Aux Etats-Unis, le Mondial s'ouvre dans une ambiance en demi-teinte
Des supporters étrangers refroidis par les prix, d'autres privés de visas et un public local plus mobilisé par le basket: le Mondial-2026 débute sans grand enthousiasme aux Etats-Unis vendredi.
Au lendemain du coup d'envoi festif de la compétition à Mexico, les Etats-Unis entrent en lice contre le Paraguay à Los Angeles (samedi 03h00 GMT). Un match que risquent de snober nombre d'Américains, peu adeptes du "soccer" - comme ils appellent le football - à commencer par Donald Trump lui-même.
Le président n'a pas fait le déplacement, comme c'est la coutume, et est représenté par le chef de la diplomatie américaine Marco Rubio.
Interrogé début mai sur le prix des billets, jugé exorbitant par de nombreux fans, Donald Trump avait répondu que, s'il était un simple supporter, il ne paierait pas non plus les plus de 1.000 dollars que coûte ce match.
Arvin Baines, Londonien de 26 ans rencontré par l'AFP à Washington, partage ce point de vue.
Lui et ses amis avaient réservé leurs billets d'avion pour les Etats-Unis l'été dernier, avant la mise en vente des billets de match. Ceux-ci s'étant révélés trop chers, ils espèrent racheter des tickets à moindre coût en dernière minute auprès d'autres supporters.
"Beaucoup de fans que nous connaissons ont décidé de ne pas voyager à cause des prix" des billets et des déplacements aux Etats-Unis, au Mexique et au Canada, dit-il.
- "Pas normal" -
Croisés dans le New Jersey, près du stade de la finale, Thomas Shaw, 40 ans, et son fils de 10 ans assisteront au premier match de l'Ecosse samedi à Boston. Ils ont acheté leurs billets grâce à des points de fidélité décrochés au sein d'un groupe de supporters. Mais "c'était trop cher de venir pour les trois matches", poursuit le père.
"J'ai des amis qui ont essayé d'avoir des billets via les loteries et qui n'en ont pas obtenu, certains ont payé des fortunes sur le marché de la revente. Je ne trouve pas ça normal. Le football est censé être pour les supporters", déplore-t-il.
La Côte d'Ivoire et le Sénégal, de leur côté, joueront pour la première fois sans délégations de fans venues de ces pays, faute de visas.
"Les supporters ont renoncé au voyage parce que l'État américain ne veut pas voir des supporters de certains pays, dont la Côte d'Ivoire, sur son sol", peste Julien Kouadio Adonis, président du Comité national des supporters des Eléphants (CNSE), qui espérait en mars envoyer 500 personnes outre-Atlantique.
- "Complètement dingue" -
Alors que le précédent Mondial aux Etats-Unis, en 1994, avait été un succès populaire, les Américains ne semblent pour l'heure pas très concernés par cette édition 2026. A l'image de New York où les maillots des Knicks, l'équipe locale de basket qui est à une victoire du titre en NBA, sont nettement plus répandus que les maillots de foot.
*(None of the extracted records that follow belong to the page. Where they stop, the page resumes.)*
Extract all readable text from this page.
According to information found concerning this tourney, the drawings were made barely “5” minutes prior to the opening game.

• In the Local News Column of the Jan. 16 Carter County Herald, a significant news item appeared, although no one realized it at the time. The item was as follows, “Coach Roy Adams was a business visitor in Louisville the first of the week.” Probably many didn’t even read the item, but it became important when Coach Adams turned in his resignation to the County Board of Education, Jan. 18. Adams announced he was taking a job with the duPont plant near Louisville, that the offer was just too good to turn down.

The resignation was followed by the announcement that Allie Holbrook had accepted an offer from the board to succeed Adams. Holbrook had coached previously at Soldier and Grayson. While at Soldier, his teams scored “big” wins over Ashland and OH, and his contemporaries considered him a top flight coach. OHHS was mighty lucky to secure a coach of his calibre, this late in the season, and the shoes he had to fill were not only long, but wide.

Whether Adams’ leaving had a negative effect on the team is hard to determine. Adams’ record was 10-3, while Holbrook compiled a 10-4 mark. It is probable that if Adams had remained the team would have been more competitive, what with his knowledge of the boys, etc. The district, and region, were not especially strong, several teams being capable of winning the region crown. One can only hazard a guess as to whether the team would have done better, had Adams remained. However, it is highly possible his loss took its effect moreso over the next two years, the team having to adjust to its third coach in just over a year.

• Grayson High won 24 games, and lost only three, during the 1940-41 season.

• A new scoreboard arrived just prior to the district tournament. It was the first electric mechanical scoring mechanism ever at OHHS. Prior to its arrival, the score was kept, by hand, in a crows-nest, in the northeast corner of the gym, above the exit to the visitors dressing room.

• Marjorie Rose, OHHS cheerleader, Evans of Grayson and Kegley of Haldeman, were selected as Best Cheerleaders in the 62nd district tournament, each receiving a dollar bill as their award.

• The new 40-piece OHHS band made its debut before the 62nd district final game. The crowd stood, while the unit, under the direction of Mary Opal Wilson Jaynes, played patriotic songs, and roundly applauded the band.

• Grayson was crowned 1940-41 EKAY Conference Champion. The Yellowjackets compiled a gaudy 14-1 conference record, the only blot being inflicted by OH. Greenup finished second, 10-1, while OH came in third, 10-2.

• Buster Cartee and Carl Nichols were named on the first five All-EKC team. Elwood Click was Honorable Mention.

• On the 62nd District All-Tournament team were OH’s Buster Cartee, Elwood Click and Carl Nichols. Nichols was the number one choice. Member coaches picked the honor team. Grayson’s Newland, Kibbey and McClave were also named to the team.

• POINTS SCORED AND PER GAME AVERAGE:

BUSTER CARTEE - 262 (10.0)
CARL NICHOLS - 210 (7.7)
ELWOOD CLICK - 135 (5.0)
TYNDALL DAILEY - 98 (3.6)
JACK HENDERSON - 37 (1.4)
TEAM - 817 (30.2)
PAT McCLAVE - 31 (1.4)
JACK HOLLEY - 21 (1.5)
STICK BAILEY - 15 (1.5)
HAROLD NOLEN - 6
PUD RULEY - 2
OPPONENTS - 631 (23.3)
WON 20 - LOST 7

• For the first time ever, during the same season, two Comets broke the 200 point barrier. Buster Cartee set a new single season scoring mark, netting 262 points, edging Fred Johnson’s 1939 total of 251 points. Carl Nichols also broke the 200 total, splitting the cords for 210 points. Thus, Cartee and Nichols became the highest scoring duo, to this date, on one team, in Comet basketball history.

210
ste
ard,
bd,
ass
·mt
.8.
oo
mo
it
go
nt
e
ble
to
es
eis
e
"L'excitation porte surtout sur les Knicks en ce moment, mais (...) à partir du moment où les États-Unis vont jouer, et ensuite les grandes équipes, New York va devenir complètement dingue", prédit toutefois Vanessa Whalen, propriétaire d'un pub dans la pure tradition anglaise à Brooklyn, le Black Bull.
Dans le quartier animé de Westport à Kansas City, camp de base de l'Argentine et de l'Angleterre, le Tin Roof a été le seul bar à diffuser le match de préparation des Argentins face à l'Islande mardi, sans susciter beaucoup d'intérêt parmi les habitués.
"Nous n'avons en général pas de matches de foot à la télévision. Mais nous nous attendons à un nombre de clients bien supérieur que d'habitude lors des prochaines semaines", a assuré une serveuse, Gabrielle McLoughlin. "Nous aurons plein de soirées spéciales."